Suportando a constatação de que ingerimos proteína a mais, um estudo recente da Safefood, realizado na Irlanda, refere que o crescimento de produtos proteicos, como as barritas, aumentou uns espantosos 498%, num período de seis anos, entre 2010 e 2016.

Contudo, as reais necessidades proteicas, são bastante inferiores àquelas que é a perceção pública. Na prática, esse ideal de proteína é muito fácil de atingir. Apoiemo-nos, como ponto de partida, no último inquérito alimentar nacional de alimentação e atividade física.

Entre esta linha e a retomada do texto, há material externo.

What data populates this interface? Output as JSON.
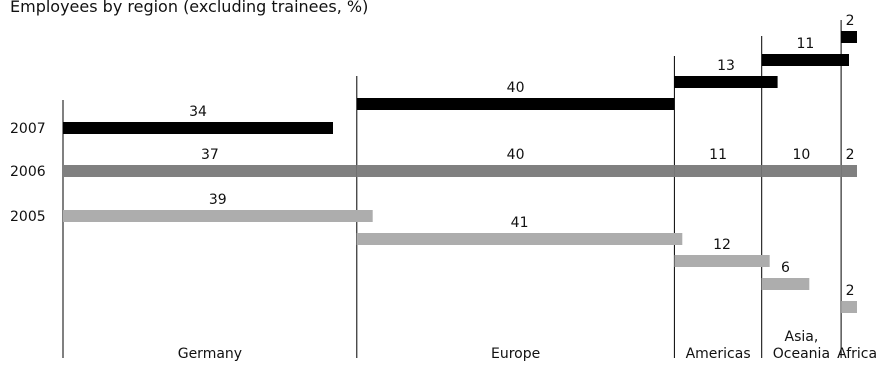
{
  "title": "Employees by region (excluding trainees, %)",
  "chart_data": {
    "type": "bar",
    "title": "Employees by region (excluding trainees, %)",
    "categories": [
      "Germany",
      "Europe",
      "Americas",
      "Asia, Oceania",
      "Africa"
    ],
    "series": [
      {
        "name": "2007",
        "values": [
          34,
          40,
          13,
          11,
          2
        ],
        "color": "#000000"
      },
      {
        "name": "2006",
        "values": [
          37,
          40,
          11,
          10,
          2
        ],
        "color": "#808080"
      },
      {
        "name": "2005",
        "values": [
          39,
          41,
          12,
          6,
          2
        ],
        "color": "#adadad"
      }
    ],
    "region_widths_basis": "2006",
    "legend": "left"
  }
}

O documento refere que a grande maioria da população ingere um, ou mais gramas, de proteína por quilograma de peso, sendo que as recomendações estão entre 0,8 a 1 g/Kg peso por dia.

O mesmo relatório observa que 83% das crianças consome mais de 2 g/Kg de peso, por dia, sendo pequena a fatia da população que consome valores abaixo das recomendações. É entre os idosos que esta questão é mais preocupante.

O documento antes referido analisou 83 produtos/snacks ricos em proteína (barras proteicas, iogurtes e similares, bebidas à base de leite), tendo verificado que estes produtos, em particular as barras proteicas, não são tão saudáveis como os consumidores possam julgar.

Por outro lado, o mesmo estudo também observa não existir evidência científica que sugira que um consumo de proteína acima das recomendações tenha algum benefício para a saúde.

Dando como exemplo, as 39 barras proteicas analisadas, 38% tem chocolate como principal ingrediente, 77% possuem excesso de gordura saturada e 79% têm sal.